Small Craft Advisory is an enchanting book about Louis Rubin’s obsession with boats and his years of often hilarious boating adventures.
When Louis Rubin was thirteen, he built a leaky little boat and paddled it out to the edge of the ship channel in Charleston, South Carolina, where he felt the inexorable pull of the water. Fifty years and dozens of boats later—sailboats, powerboats, inboards and outboards—the pull is as strong as ever.
In the tradition established by Mark Twain, Joseph Conrad, and Herman Melville, distinguished author and scholar Louis Rubin explores man’s longtime passion for boats. He examines the compulsion that has prompted him and hundreds of thousands of other non-nautical persons to spend so much time, and no small portion of their incomes, on watercraft that they can use only infrequently.
As his new boat (a cabin cruiser made of wood on a workboat hull) is being built, Rubin tells of his past boats and numerous boating disasters and draws a poignant comparison between his two watercraft and the craft of writing.
Anyone who has ever bought and owned a boat—or wondered why people are obsessed by them—will love this amusing, evocative, beautifully crafted memoir by an inveterate boat-owner.
Louis Decimus Rubin Jr. was born into a Jewish family in Charleston, South Carolina, on November 19, 1923. He studied for two years at the College of Charleston, served in the Army during World War II (1939–1945), and earned a BA in history at the University of Richmond.

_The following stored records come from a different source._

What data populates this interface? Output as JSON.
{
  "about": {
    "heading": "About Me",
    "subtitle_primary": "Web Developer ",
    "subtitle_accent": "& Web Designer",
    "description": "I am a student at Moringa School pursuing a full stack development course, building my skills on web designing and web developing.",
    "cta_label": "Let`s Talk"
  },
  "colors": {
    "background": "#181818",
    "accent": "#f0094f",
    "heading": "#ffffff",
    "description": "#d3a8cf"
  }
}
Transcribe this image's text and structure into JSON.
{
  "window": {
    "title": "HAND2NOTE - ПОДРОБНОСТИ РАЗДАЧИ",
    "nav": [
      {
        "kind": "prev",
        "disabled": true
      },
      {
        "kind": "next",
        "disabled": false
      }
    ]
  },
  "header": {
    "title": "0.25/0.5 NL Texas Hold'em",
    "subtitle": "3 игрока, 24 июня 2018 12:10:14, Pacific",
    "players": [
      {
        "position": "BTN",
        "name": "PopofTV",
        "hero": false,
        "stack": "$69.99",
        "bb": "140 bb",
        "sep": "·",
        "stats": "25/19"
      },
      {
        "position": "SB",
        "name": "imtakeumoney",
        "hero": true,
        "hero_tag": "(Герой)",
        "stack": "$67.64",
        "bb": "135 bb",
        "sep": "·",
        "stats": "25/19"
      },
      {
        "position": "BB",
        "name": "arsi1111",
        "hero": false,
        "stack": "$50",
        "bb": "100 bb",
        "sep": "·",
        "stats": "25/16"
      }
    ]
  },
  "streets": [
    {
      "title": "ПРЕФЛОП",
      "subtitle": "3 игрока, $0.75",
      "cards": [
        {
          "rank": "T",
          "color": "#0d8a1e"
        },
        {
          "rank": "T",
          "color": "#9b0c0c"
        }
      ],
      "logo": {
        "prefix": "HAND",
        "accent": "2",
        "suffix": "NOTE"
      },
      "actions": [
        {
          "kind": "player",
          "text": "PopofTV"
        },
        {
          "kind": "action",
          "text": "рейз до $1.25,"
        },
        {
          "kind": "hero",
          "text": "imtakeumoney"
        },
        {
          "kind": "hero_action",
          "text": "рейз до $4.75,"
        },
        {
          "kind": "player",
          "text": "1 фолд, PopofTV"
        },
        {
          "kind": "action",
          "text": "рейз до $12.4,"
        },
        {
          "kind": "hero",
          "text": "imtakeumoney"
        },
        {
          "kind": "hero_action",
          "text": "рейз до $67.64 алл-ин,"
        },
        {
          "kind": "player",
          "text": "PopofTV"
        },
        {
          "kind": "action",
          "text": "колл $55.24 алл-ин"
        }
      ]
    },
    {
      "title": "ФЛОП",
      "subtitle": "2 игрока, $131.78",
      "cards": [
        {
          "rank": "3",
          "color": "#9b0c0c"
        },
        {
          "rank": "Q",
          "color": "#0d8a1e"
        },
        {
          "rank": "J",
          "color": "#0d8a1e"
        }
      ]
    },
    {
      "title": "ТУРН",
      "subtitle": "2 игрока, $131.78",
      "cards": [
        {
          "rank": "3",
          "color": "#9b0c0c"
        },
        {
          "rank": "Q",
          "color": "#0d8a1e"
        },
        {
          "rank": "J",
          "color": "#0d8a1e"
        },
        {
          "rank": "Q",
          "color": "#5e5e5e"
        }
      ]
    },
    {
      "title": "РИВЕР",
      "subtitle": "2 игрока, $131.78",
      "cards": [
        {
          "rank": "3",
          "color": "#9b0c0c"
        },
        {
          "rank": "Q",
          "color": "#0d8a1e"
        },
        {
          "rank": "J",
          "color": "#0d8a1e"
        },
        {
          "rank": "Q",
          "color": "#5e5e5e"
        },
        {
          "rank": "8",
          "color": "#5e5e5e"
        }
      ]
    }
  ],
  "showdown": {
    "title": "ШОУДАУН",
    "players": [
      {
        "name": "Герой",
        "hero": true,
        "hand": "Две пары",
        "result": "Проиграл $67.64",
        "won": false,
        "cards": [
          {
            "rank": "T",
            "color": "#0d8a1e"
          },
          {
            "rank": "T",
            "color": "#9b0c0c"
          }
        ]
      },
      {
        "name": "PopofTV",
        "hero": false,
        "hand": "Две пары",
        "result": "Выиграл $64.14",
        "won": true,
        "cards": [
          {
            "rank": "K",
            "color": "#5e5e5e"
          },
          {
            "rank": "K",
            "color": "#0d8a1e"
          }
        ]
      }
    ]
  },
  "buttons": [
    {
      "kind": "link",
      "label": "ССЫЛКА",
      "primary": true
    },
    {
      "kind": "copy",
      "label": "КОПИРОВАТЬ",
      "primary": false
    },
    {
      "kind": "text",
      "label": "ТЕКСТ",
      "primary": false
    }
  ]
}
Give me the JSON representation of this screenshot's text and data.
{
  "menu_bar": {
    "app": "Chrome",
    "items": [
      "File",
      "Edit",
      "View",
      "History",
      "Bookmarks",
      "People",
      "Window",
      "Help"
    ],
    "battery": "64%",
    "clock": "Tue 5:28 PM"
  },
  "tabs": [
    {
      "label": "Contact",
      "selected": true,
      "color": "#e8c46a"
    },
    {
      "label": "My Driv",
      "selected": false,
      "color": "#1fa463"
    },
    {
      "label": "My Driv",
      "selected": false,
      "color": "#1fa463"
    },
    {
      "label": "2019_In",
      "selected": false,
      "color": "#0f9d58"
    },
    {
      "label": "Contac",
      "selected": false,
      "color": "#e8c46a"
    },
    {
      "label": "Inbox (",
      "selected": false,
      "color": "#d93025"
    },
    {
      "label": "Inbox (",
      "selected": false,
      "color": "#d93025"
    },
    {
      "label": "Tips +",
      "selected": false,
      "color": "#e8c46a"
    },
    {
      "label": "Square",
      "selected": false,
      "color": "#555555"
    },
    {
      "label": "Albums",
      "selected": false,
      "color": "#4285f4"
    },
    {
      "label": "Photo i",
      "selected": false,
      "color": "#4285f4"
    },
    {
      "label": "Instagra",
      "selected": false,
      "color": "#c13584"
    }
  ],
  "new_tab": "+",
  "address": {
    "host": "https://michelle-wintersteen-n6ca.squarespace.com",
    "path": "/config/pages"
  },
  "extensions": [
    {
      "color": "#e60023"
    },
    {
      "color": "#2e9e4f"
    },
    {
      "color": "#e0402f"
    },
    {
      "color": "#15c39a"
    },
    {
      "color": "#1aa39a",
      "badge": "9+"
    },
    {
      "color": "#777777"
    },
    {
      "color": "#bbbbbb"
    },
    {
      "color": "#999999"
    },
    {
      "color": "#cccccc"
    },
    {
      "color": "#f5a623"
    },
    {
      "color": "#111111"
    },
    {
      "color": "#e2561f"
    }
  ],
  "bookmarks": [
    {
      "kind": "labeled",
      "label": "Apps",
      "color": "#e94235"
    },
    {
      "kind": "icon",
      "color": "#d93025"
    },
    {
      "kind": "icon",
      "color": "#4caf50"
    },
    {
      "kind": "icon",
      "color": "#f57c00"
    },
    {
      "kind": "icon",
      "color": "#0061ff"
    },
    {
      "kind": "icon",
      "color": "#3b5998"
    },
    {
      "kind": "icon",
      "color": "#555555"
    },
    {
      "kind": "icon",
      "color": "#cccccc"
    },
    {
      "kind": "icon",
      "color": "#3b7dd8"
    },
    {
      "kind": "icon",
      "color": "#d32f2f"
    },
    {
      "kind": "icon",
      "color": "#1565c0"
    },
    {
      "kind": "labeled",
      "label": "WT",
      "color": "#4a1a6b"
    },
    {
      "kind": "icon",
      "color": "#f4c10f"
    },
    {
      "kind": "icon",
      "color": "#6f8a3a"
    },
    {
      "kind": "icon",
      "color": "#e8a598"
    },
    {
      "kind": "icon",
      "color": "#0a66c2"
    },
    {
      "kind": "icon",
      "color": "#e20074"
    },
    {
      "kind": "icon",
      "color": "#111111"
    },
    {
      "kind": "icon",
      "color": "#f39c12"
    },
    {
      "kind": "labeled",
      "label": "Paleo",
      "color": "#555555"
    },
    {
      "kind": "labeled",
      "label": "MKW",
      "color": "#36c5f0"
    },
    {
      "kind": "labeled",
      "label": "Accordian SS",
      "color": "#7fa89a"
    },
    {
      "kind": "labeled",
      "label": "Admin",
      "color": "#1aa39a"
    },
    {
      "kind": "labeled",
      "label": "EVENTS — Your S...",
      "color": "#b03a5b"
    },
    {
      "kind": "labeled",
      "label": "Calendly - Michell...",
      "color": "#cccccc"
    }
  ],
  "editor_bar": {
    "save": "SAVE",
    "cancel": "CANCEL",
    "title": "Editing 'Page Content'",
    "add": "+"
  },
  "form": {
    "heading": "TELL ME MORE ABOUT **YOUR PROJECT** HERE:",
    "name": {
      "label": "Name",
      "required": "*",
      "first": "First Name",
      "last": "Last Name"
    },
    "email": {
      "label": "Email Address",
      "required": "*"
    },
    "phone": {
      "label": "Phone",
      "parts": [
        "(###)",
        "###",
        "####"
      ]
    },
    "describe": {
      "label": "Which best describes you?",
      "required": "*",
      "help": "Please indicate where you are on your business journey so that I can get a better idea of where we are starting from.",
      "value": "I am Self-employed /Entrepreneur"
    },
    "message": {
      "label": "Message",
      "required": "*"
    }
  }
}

Louis D. Rubin is a writer, editor, publisher, educator, and literary critic, and perhaps the person most responsible for the emergence of southern literature as a field of scholarly inquiry. He served on the faculty of Hollins College (now Hollins University) in Roanoke, Virginia. He coedited Southern Renascence, an important compilation of southern studies; founded the journal Hollins Critic; established the Southern Literary Studies series at the Louisiana State University Press; cofounded the Southern Literary Journal; cofounded Algonquin Books, a literary press that showcases emerging southern writers; and promoted the early work of important southern writers, including Clyde Edgerton, John Barth, and Virginia writers Lee Smith and Annie Dillard.
I kept the book, which I rarely do due to storage space. But this book was extremely entertaining considering the number of boats we have piloted and the situations we have found ourselves. Reading was like being in the boat with him. What a riot. Frankly, I will probably read it again someday. Definately worth the time. Try it you'll love it, even if you are not a boater!
The author is a fine writer, but he is way too verbose and this book is much longer than necessary. And it's not really about the building of a boat, more like an outlet for all his frustrations with engines in his prior vessels. Then, when he finally reaches a point to end the book, he drags it on for 75 more pages. It would have worked as a series of essays; not a book.